Grenze zwischen Täter und Opfer bleibt verschwommen
Ongwen wurde unter anderem vorgeworfen, ein viertägiges Massaker im Nordosten der Demokratischen Republik Kongo angeordnet zu haben, bei dem mehr als 340 Zivilsten starben. 80 Kinder sollen während dieser Angriffe entführt worden sein. Ongwen stand im Verdacht, auch sie zu blutrünstigen Kämpfern herangezogen zu haben. Eine Zeugin, die den Überfall auf eines der Flüchtlingscamps miterlebte, sagte in Den Haag: „Sie kamen, um zu töten.“
Die Grenze zwischen Täter und Opfer bleibt in Ongwens Straffall verschwommen und dürfte die Richter bei der Bestimmung der Strafe erneut vor eine Herausforderung stellen. Klar seien laut HRW hingegen die Folgen seiner Verurteilung für die Überlebenden: Sie hätten nun erstmalig Chancen auf Reparationen aus einem vom Weltstrafgericht gegründeten Opfer-Fonds, dem sogenannten „Trust Fund for Victims“. Dies sei dringend nötig, betont Oryem Nyeko, Ostafrika-Forscher bei HRW: „Die Region ist ärmer und unterentwickelter infolge des Krieges.“ Der Norden Ugandas verzeichne eine der höchsten Raten an Arbeitslosigkeit und Analphabetismus.

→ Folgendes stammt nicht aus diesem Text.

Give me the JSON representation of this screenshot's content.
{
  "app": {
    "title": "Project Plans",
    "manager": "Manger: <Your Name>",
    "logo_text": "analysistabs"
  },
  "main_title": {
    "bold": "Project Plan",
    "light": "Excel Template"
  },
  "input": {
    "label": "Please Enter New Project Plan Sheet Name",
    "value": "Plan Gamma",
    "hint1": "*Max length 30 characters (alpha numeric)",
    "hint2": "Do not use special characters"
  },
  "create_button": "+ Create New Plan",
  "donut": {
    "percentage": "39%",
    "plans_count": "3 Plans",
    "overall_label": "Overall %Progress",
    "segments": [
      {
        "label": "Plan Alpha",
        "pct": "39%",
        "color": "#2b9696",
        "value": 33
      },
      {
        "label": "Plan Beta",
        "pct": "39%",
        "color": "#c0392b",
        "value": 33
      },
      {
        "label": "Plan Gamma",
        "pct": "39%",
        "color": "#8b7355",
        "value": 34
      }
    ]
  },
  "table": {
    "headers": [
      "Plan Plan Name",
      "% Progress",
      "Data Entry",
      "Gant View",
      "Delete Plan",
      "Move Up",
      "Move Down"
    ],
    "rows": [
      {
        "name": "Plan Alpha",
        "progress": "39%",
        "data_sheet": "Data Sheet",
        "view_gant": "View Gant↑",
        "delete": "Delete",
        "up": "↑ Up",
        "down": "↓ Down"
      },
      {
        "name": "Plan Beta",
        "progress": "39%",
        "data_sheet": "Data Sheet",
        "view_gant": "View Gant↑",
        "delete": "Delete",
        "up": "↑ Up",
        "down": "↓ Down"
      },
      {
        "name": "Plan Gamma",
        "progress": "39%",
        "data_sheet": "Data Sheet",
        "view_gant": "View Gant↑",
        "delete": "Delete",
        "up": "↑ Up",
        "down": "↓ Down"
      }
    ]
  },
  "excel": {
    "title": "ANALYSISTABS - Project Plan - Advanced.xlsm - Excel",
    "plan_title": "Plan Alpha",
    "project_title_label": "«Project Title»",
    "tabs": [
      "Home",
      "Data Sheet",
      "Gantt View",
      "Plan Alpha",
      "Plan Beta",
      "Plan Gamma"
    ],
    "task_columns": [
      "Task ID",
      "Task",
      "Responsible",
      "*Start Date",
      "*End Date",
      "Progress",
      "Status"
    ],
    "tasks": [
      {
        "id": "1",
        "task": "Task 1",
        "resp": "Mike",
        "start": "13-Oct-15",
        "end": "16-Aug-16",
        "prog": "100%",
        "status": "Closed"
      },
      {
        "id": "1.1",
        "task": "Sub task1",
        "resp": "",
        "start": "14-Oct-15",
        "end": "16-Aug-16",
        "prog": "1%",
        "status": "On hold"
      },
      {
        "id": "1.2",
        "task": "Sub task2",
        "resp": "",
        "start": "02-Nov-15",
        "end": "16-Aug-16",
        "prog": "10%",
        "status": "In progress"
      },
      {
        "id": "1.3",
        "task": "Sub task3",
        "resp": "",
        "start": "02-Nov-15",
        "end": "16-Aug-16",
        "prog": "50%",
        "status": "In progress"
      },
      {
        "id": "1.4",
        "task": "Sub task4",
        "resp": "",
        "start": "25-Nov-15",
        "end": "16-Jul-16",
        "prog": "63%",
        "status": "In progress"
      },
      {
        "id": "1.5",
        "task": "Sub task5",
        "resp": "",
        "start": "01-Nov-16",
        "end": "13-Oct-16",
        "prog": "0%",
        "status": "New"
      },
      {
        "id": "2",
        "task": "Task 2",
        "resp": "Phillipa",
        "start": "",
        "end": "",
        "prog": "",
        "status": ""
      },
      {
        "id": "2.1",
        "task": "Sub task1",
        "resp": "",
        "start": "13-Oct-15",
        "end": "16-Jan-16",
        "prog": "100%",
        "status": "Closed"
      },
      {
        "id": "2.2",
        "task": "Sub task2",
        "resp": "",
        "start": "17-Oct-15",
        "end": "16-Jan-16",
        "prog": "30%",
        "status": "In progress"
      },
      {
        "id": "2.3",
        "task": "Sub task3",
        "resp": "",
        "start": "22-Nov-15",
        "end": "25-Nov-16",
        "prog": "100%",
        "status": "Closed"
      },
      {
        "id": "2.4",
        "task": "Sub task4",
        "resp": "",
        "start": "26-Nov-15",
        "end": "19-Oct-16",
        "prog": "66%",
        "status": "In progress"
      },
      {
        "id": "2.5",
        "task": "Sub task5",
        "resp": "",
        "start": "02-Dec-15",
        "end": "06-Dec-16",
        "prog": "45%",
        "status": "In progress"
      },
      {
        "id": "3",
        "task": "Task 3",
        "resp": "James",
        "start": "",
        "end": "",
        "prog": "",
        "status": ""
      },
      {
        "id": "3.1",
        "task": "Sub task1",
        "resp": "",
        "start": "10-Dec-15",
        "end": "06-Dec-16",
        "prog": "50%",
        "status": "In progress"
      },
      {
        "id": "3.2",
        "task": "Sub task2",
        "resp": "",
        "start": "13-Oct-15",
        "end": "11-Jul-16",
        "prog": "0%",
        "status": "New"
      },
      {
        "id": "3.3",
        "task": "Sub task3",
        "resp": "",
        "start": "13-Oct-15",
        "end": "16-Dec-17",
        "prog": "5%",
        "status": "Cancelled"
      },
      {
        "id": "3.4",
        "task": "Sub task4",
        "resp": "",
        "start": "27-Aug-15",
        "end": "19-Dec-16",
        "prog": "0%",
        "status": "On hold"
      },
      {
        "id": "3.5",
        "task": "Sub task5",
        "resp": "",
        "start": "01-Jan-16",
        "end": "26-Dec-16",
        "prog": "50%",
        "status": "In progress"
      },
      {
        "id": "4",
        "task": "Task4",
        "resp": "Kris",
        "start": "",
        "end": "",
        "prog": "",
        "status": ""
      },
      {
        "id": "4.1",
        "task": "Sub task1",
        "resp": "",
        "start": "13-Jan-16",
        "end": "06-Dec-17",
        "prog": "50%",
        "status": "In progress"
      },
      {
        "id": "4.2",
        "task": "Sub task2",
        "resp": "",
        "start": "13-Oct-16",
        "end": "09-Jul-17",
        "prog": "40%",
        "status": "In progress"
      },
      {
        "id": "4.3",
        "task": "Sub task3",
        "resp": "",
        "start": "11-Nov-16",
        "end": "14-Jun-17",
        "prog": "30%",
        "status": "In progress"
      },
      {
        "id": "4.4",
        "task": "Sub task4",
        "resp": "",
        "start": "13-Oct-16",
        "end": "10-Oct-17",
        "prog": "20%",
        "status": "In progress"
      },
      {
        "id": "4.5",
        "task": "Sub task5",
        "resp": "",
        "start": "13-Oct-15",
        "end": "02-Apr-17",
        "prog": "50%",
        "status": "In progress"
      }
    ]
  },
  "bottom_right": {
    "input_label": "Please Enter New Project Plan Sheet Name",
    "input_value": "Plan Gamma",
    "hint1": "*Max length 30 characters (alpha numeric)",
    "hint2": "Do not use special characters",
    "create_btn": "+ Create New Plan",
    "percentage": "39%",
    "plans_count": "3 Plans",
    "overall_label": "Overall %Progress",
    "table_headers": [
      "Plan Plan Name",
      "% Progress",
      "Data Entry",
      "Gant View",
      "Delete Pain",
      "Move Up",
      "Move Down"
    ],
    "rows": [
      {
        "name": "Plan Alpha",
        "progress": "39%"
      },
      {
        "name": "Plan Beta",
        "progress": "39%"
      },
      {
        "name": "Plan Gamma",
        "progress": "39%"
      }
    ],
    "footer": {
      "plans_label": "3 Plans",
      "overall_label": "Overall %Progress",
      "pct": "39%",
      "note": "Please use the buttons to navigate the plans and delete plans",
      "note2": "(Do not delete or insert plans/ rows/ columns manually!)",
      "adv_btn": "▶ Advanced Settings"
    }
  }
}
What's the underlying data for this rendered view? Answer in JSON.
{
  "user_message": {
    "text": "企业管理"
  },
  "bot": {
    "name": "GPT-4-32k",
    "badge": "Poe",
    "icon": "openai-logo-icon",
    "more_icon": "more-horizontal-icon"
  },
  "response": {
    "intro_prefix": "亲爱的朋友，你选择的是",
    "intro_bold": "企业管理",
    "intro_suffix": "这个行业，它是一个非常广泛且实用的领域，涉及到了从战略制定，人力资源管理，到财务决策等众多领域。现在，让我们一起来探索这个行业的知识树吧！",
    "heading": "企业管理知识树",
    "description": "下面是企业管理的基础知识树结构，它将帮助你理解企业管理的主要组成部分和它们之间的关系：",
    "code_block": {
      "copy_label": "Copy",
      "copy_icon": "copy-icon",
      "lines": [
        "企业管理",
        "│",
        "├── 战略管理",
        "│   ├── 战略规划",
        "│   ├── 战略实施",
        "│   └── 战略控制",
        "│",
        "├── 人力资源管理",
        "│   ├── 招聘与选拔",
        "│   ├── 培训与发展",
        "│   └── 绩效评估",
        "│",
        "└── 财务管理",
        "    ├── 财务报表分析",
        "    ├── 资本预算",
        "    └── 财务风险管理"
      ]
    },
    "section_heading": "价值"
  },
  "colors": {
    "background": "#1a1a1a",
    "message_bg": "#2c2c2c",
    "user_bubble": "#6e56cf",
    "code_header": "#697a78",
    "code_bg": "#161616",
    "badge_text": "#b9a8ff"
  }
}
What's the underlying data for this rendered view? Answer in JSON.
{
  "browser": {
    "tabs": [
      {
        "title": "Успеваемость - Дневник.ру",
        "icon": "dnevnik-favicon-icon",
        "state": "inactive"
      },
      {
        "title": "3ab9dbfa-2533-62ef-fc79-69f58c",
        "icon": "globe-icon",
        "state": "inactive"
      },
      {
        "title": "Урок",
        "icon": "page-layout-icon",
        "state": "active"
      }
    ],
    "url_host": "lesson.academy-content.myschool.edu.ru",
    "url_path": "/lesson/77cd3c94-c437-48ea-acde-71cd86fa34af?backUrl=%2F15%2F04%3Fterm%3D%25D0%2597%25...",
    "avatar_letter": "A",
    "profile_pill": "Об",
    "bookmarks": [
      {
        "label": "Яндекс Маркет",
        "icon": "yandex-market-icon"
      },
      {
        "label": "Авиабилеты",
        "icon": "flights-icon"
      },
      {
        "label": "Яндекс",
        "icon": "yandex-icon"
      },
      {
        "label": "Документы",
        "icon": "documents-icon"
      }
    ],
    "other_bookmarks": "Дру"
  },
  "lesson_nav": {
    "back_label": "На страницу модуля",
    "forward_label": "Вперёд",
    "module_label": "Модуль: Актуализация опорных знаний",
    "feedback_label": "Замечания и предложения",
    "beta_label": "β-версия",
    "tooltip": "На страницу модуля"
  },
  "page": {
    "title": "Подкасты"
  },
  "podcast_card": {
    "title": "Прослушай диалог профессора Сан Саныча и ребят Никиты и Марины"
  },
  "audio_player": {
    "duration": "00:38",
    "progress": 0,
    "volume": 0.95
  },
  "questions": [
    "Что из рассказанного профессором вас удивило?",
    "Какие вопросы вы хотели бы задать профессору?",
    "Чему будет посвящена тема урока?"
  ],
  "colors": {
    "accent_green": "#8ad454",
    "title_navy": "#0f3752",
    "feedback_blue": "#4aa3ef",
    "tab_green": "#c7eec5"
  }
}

Laut den Menschenrechtlern sei die Unterentwicklung aber nicht die einzige Kriegswunde, die unbehandelt blieb: Während Ongwen auf seine Strafverkündung wartet, ist Guerilla-Führer Joseph Kony weiter auf freiem Fuß. Seine Rebellen streifen durch das Grenzland zwischen Zentralafrika, dem Kongo, Uganda und dem Südsudan. Die Aktivisten forderten angesichts der Urteilsverkündung mehr Einsatz für Konys Festnahme.